And so, though these very places have been ransacked again and again, Ernie proceeded to turn the workshop upside down;—covered herself with dust crawling under Hazard’s cot, skinned the tip of her nose on the gas-fixture, and tore a great rent in her pink flannel petticoat.
About three o’clock Geof dropped in, as he generally does on his way home from school, and joined in the chase.
“Do you mean to say you have really lost a Boarder?” he asked, summing the catastrophe with a worried look. “You can’t afford it, can you?”

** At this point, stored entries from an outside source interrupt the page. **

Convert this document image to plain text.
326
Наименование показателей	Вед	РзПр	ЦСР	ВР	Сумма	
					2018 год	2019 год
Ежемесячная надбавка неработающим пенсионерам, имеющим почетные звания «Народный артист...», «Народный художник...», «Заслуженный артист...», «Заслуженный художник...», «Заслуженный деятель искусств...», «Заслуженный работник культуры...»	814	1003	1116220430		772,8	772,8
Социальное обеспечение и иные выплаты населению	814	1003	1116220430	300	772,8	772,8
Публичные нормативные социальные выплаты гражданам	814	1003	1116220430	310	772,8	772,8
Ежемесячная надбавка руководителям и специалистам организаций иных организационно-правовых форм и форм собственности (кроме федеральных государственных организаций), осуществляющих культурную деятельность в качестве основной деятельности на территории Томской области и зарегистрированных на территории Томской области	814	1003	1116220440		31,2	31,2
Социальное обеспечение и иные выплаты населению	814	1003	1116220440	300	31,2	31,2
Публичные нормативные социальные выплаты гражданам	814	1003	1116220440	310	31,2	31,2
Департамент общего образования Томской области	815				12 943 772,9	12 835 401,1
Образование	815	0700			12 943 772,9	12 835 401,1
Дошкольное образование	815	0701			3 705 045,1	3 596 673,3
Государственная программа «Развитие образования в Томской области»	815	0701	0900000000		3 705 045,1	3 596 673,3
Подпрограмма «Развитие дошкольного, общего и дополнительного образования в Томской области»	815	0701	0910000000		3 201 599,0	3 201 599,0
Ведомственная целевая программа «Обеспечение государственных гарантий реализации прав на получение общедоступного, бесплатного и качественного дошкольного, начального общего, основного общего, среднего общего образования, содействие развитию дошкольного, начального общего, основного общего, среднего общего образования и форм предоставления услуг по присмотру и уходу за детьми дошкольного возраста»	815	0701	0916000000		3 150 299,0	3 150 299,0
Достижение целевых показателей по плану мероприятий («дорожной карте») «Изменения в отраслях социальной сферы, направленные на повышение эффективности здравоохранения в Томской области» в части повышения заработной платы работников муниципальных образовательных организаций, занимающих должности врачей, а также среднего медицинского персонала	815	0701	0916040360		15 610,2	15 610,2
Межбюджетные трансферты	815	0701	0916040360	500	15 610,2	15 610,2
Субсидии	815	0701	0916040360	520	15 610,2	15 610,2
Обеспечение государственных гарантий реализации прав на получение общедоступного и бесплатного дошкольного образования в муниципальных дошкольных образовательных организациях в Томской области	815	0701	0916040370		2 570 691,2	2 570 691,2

“No,” answered Ernie, mournfully, “we can’t. I just wish mother would whip me, as I deserve. It’s awful to love your family, Geof, and be nothing to them but a misfortune. Perhaps, if we don’t let Mrs. Hudson’s room soon, we won’t be able to afford ice cream on Sundays, and Mr. Hancock likes ice cream better than anything in the world. They will be leaving next.”
“Oh, cheer up,” said Geoffrey. “You’re not a misfortune to anybody, Ernie. If only Uncle Dudley had finished this,”—the three of us were standing rather disconsolately about the flying-machine,—“you wouldn’t have to think of boarders, or dump-carts, or anything like that. You’d be rich, and famous, too. Did he ever make an ascension, do you know?”
“Once, late at night, he tried,” answered Ernestine. “But I don’t think it was a success. He only rose a few feet from the roof, and then got tangled in some of the neighbours’ clothes-lines. Come on, Geof. Let’s look once more in the cuckoo-clock. It stands at the foot of the stairs, you know. Father might have stopped to wind it, and slipped the agreement into the works by mistake. It buzzed fearfully the last time we tried to make it go,—as if it were suffering from some sort of impediment.”
Entertaining no personal hope in regard to the cuckoo-clock, I left them on the landing and ran down to the dining-room, where I found Haze, who had also just come in. He was standing in the window, looking ruefully over the gas bill, which the postman had handed him through the grating.
“So Mrs. Hudson has really gone?” he began, throwing off his overcoat. “Well, as far as I can see, that means just one thing.”
“What does it mean, Haze?” I asked, surprised at his tone.
“That I give up High School,” answered Hazard gloomily, and cast his books and cap together upon a chair.